Lorenzo entered my life slowly—so slowly that for years, I didn’t realize what he was teaching me. We met on public transportation, saw each other on and off for years, and kept in touch through texts and calls that never quite turned into dates. I told myself we were just friends. But what I was really doing was protecting myself.

By the time Lorenzo and I finally came together, I had already loved two people with disabilities—despite once swearing I never would. And loving him felt different. Not because he didn’t have a disability, but because I had finally stopped running from mine.

Loving Lorenzo meant building a life that works instead of chasing one that looks right. It meant facing systems that punish disabled people for committing to each other. It meant redefining independence, partnership, and even marriage. And it meant realizing that the very thing I once feared—loving someone who understood disability from the inside—was the thing that finally allowed me to feel fully seen.

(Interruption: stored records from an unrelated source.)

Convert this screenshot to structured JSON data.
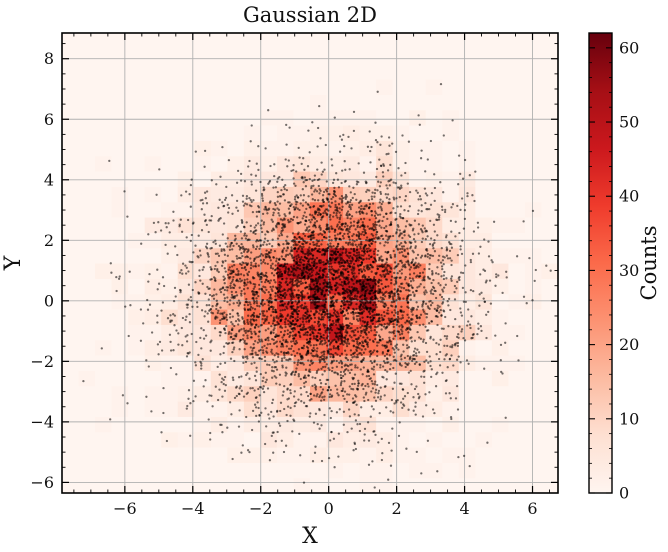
{
  "chart_data": {
    "type": "heatmap",
    "title": "Gaussian 2D",
    "xlabel": "X",
    "ylabel": "Y",
    "xlim": [
      -7.85,
      6.75
    ],
    "ylim": [
      -6.35,
      8.85
    ],
    "x_ticks": [
      -6,
      -4,
      -2,
      0,
      2,
      4,
      6
    ],
    "y_ticks": [
      -6,
      -4,
      -2,
      0,
      2,
      4,
      6,
      8
    ],
    "x_tick_labels": [
      "−6",
      "−4",
      "−2",
      "0",
      "2",
      "4",
      "6"
    ],
    "y_tick_labels": [
      "−6",
      "−4",
      "−2",
      "0",
      "2",
      "4",
      "6",
      "8"
    ],
    "grid": true,
    "colormap": "Reds",
    "colormap_stops": [
      "#fff5f0",
      "#fee0d2",
      "#fcbba1",
      "#fc9272",
      "#fb6a4a",
      "#ef3b2c",
      "#cb181d",
      "#a50f15",
      "#67000d"
    ],
    "histogram": {
      "x_range": [
        -7.85,
        6.75
      ],
      "y_range": [
        -6.35,
        8.85
      ],
      "bins": 30,
      "gaussian_mean": [
        0,
        0.3
      ],
      "gaussian_sigma": 2.0,
      "peak_count": 62
    },
    "scatter": {
      "n_points": 5000,
      "mean": [
        0,
        0.3
      ],
      "std": [
        2.0,
        2.0
      ],
      "color": "#000000",
      "alpha": 0.55
    },
    "colorbar": {
      "label": "Counts",
      "min": 0,
      "max": 62,
      "ticks": [
        0,
        10,
        20,
        30,
        40,
        50,
        60
      ],
      "tick_labels": [
        "0",
        "10",
        "20",
        "30",
        "40",
        "50",
        "60"
      ]
    }
  }
}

Looking back, I see how wrong my earlier belief was.

Loving people with disabilities didn’t limit my life.
It expanded it.

George taught me about steady love.
Thomas taught me about vulnerable love.
Lorenzo taught me about shared love.

And all three taught me how to love myself.

Internalized ableism told me I needed distance from disability to be happy.
Love taught me I needed honesty.

Gratitude

I am grateful for the relationships that challenged my fear.
I am grateful for the people who reflected parts of myself I once tried to hide.
And I am grateful that I learned this truth, even if it took time:

The problem was never disability.
The problem was believing I had to escape it to be worthy of love.